Both men remembered their own experiences during the war, in particular one incident in which Squire was vectored to intercept a Boeing 707 carrying out long-range reconnaissance flight. Squire explained that he had been unable to locate Barbero's aircraft and shook hands with his former adversary saying, "How delighted I am to be able to meet you here today".
At the end of the 1982 war Squire was awarded a Distinguished Flying Cross for his work as commanding officer of the RAF's First Fighter Squadron embarked on HMS Hermes, from where he led his squadron in attacks on Argentine ground targets at Stanley Airport, Mount Tumbledown and Fox Bay, as well as attacks on several landing strips being used by the Argentine forces. In one such attack a bomb dropped by Squire's flight missed the targeted runway hitting a shed. A piece of shrapnel from the subsequent explosion hit islander Tim Miller in the eye. After the war both men became close friends.
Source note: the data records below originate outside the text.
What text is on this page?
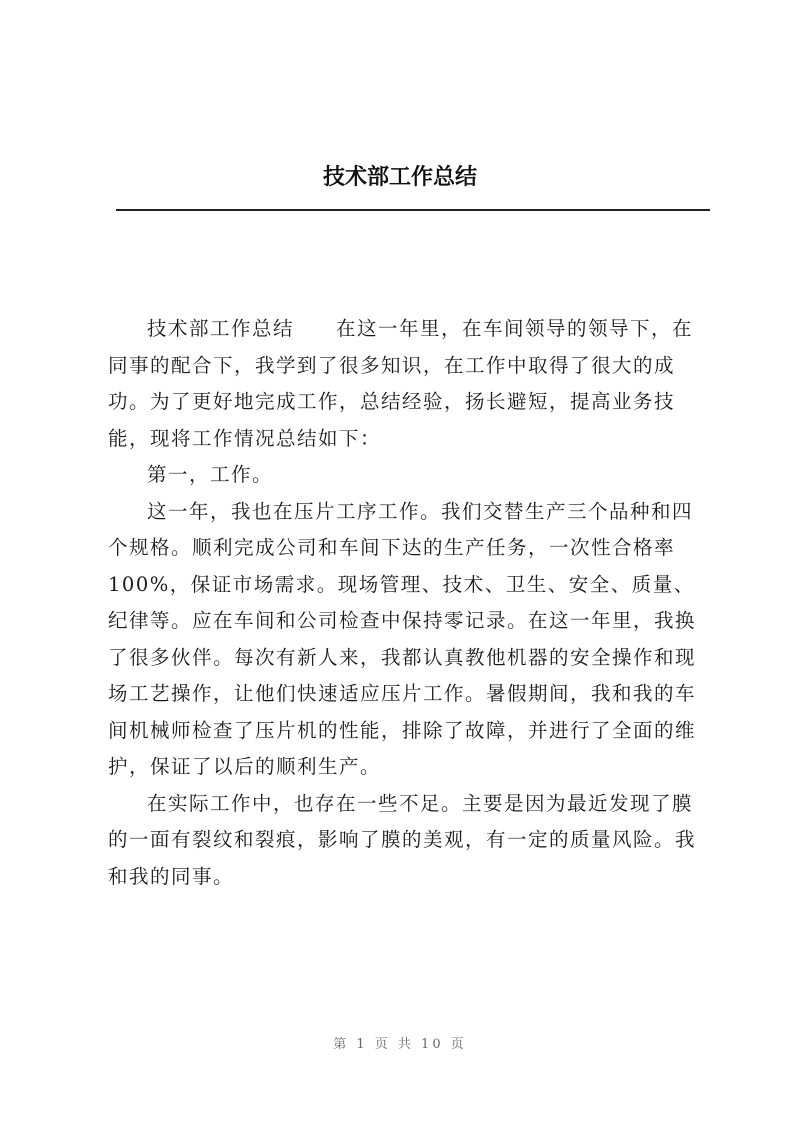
技术部工作总结

技术部工作总结　　在这一年里，在车间领导的领导下，在同事的配合下，我学到了很多知识，在工作中取得了很大的成功。为了更好地完成工作，总结经验，扬长避短，提高业务技能，现将工作情况总结如下：

第一，工作。

这一年，我也在压片工序工作。我们交替生产三个品种和四个规格。顺利完成公司和车间下达的生产任务，一次性合格率100%，保证市场需求。现场管理、技术、卫生、安全、质量、纪律等。应在车间和公司检查中保持零记录。在这一年里，我换了很多伙伴。每次有新人来，我都认真教他机器的安全操作和现场工艺操作，让他们快速适应压片工作。暑假期间，我和我的车间机械师检查了压片机的性能，排除了故障，并进行了全面的维护，保证了以后的顺利生产。

在实际工作中，也存在一些不足。主要是因为最近发现了膜的一面有裂纹和裂痕，影响了膜的美观，有一定的质量风险。我和我的同事。

第 1 页 共 10 页
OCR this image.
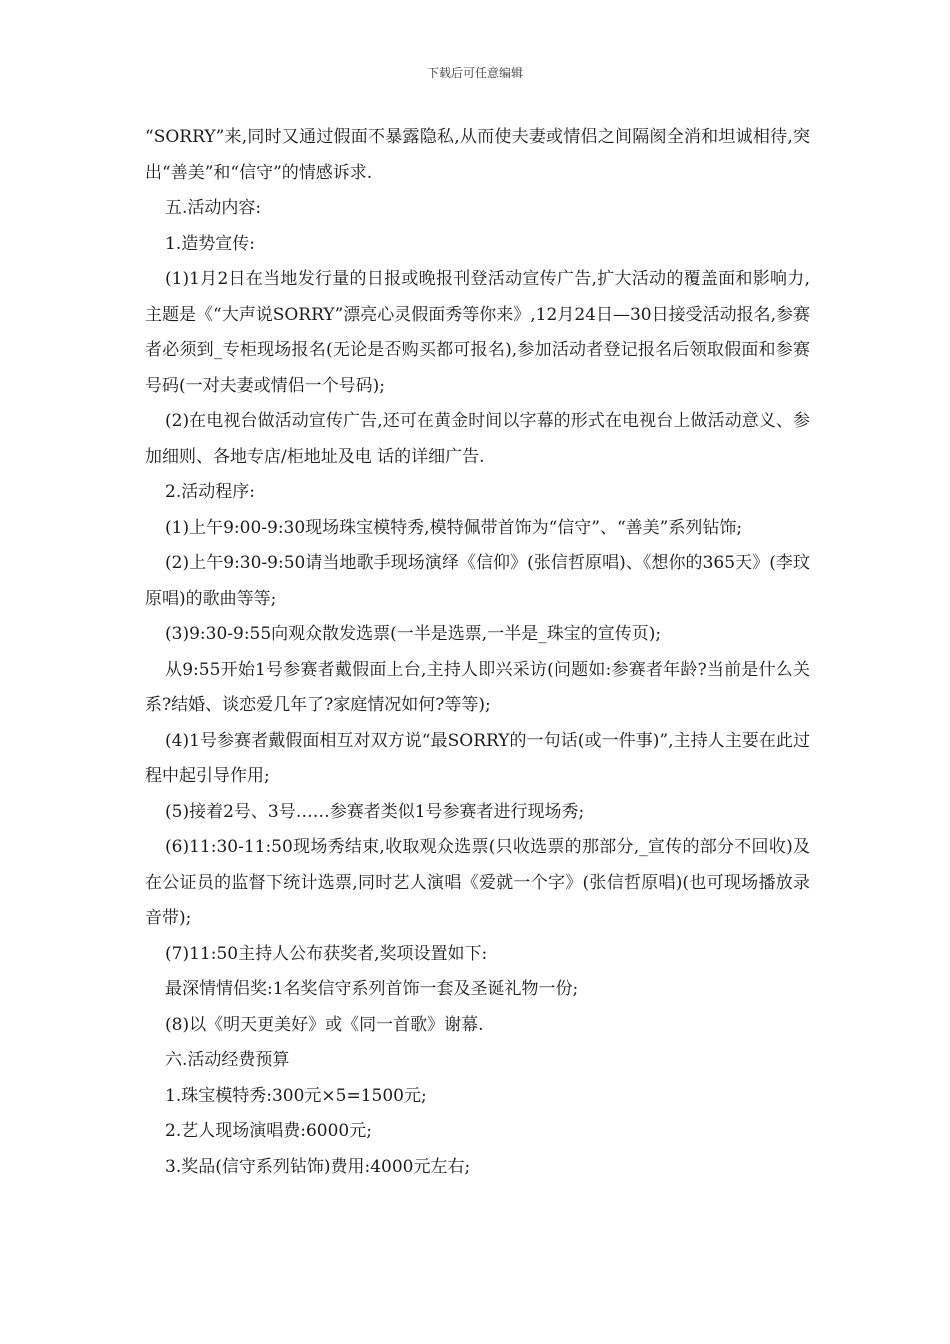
下载后可任意编辑

“SORRY”来,同时又通过假面不暴露隐私,从而使夫妻或情侣之间隔阂全消和坦诚相待,突出“善美”和“信守”的情感诉求.

五.活动内容:

1.造势宣传:

(1)1月2日在当地发行量的日报或晚报刊登活动宣传广告,扩大活动的覆盖面和影响力,主题是《“大声说SORRY”漂亮心灵假面秀等你来》,12月24日—30日接受活动报名,参赛者必须到_专柜现场报名(无论是否购买都可报名),参加活动者登记报名后领取假面和参赛号码(一对夫妻或情侣一个号码);

(2)在电视台做活动宣传广告,还可在黄金时间以字幕的形式在电视台上做活动意义、参加细则、各地专店/柜地址及电 话的详细广告.

2.活动程序:

(1)上午9:00-9:30现场珠宝模特秀,模特佩带首饰为“信守”、“善美”系列钻饰;

(2)上午9:30-9:50请当地歌手现场演绎《信仰》(张信哲原唱)、《想你的365天》(李玟原唱)的歌曲等等;

(3)9:30-9:55向观众散发选票(一半是选票,一半是_珠宝的宣传页);

从9:55开始1号参赛者戴假面上台,主持人即兴采访(问题如:参赛者年龄?当前是什么关系?结婚、谈恋爱几年了?家庭情况如何?等等);

(4)1号参赛者戴假面相互对双方说“最SORRY的一句话(或一件事)”,主持人主要在此过程中起引导作用;

(5)接着2号、3号……参赛者类似1号参赛者进行现场秀;

(6)11:30-11:50现场秀结束,收取观众选票(只收选票的那部分,_宣传的部分不回收)及在公证员的监督下统计选票,同时艺人演唱《爱就一个字》(张信哲原唱)(也可现场播放录音带);

(7)11:50主持人公布获奖者,奖项设置如下:

最深情情侣奖:1名奖信守系列首饰一套及圣诞礼物一份;

(8)以《明天更美好》或《同一首歌》谢幕.

六.活动经费预算

1.珠宝模特秀:300元×5=1500元;

2.艺人现场演唱费:6000元;

3.奖品(信守系列钻饰)费用:4000元左右;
In turn Barbero flew numerous reconnaissance missions in an Air Force Boeing 707 tracking the Task Force as it sailed from Ascension Island. On one occasion he was fired at by Royal Navy vessels and was lucky to escape by flying at sea level thus narrowly avoiding five Sea Dart surface to air missiles homing in on his aircraft. Squire also highlighted the contribution made by the four RAF servicemen who last week cycled from Chile to Argentina to collect funds for the Argentine war memorial to be built at Darwin Cemetery.
Tomorrow Tuesday the Air Chief Marshal is scheduled to fly to Tandil Air Base, home of the Argentine Air Force's VI Air Brigade, where he will fly a Mirage III DA tandem two-seat trainer of the First Fighter-Bomber Squadron.